Senator Bernie Sanders, a Vermont independent and prominent progressive, raised alarms, as did other progressive lawmakers, over the Zionist crimes.
"The United States must speak out strongly against the violence by regime-allied Israeli extremists in East Jerusalem (Al-Quds) and the West Bank, and make clear that the evictions of Palestinian families must not go forward,” Sanders tweeted.
Senator Elizabeth Warren, a Massachusetts Democrat, shared a similar post.
"The forced removal of long-time Palestinian residents in Sheikh Jarrah is abhorrent and unacceptable. The Administration should make clear to the Israeli government that these evictions are illegal and must stop immediately,” the progressive senator wrote.
Representative Alexandria Ocasio-Cortez, a New York Democrat, said "we stand in solidarity with the Palestinian residents” facing eviction.
"Israeli forces are forcing families from their homes during Ramadan and inflicting violence. It is inhumane and the U.S. must show leadership in safeguarding the human rights of Palestinians,” Ocasio-Cortez tweeted.
Democratic Representatives Ilhan Omar of Minnesota and Rashida Tlaib of Michigan shared their concerns as well. Tlaib was the first Palestinian-American woman elected to Congress back in 2018, while she and Omar were also the first two Muslim women elected to the lower chamber.
"There is no reason, none, to attack people while they are praying or seeking medical attention—other than to dehumanize and terrorize them,” Tlaib tweeted, sharing a video showing Zionist forces firing stun grenades into a medical facility.
"This is happening as Muslims pray tarawih & tahajud in Palestine. Families who pray all night during Ramadan, the mosque is like home. Palestinians deserve to find refuge in a mosque and peace in Ramadan,” Omar wrote. "Where is the media coverage?”
Omar retweeted a clip of tear gas being fired into Al-Aqsa.
In a late April report, Human Rights Watch slammed the Zionist regime over its treatment of Palestinians. The report said some of the mistreatment of the Palestinians at the hands of Zionists amounts "to the crimes against humanity of apartheid and persecution”.

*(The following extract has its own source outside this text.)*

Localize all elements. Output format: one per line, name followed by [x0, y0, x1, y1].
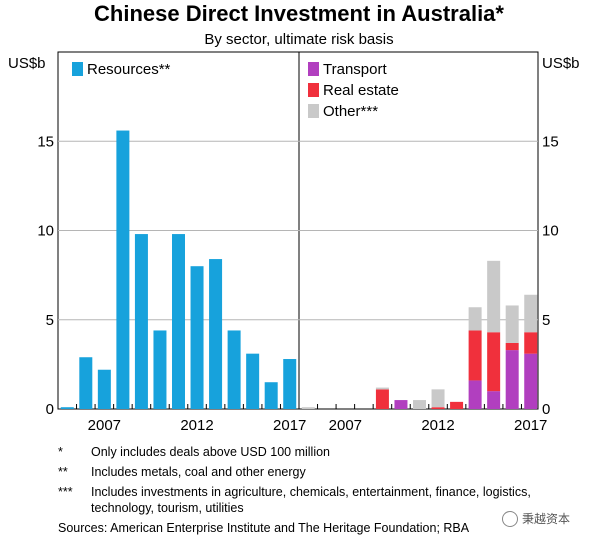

Extremist March to Go Ahead

Israeli authorities on Sunday gave the go-ahead to the annual Al-Quds occupation parade, a flag-waving display of Zionist claims to all of the contested city, despite days of unrest and soaring tensions in Islam’s third-holiest mosque, at the height of the Ramadan fasting month.
Monday’s parade will pass through Old City, part of East Al-Quds, which was occupied by Israel in the 1967 Mideast war.
Amos Gilad, a former senior military official, told Army Radio that the Al-Quds occupation parade should be canceled or rerouted away from the Old City’s Damascus Gate, saying "the powder keg is burning and can explode at any time.”
The site is considered the third holiest in Islam. It has been a tinderbox for serious violence in the past.
Police spokesman Eli Levi said Sunday that there were no plans to call off the parade, despite the rising friction and the potential for violence.  
Monday afternoon’s march is typically attended by Zionist extremists, who wend their way through the Damascus Gate of the Old City and through the Muslim Quarter to the Western Wall.
The annual event is widely perceived as provocative, and this year’s parade comes at a particularly volatile time.
Zionist Regime Plays for Time
The Zionist supreme court had been expected to issue a decision Monday — coinciding with the Al-Quds occupation day. But on Sunday, the court, citing the current "circumstances,” postponed the decision and said a new date would be set in the next 30 days.
Palestinians and international rights groups portray the planned evictions as an ongoing campaign by the occupying regime of Israel to drive Palestinians from traditionally Arab neighborhoods, especially in the heart of Al-Quds.  
The flare-up in Zionist violence comes at a crucial point in the occupying reigme’s political crisis after longtime leader Benjamin Netanyahu failed to form a governing coalition. His opponents are now working to build an alternate regime. If they succeed, Netanyahu would be pushed to the opposition for the first time in 12 years.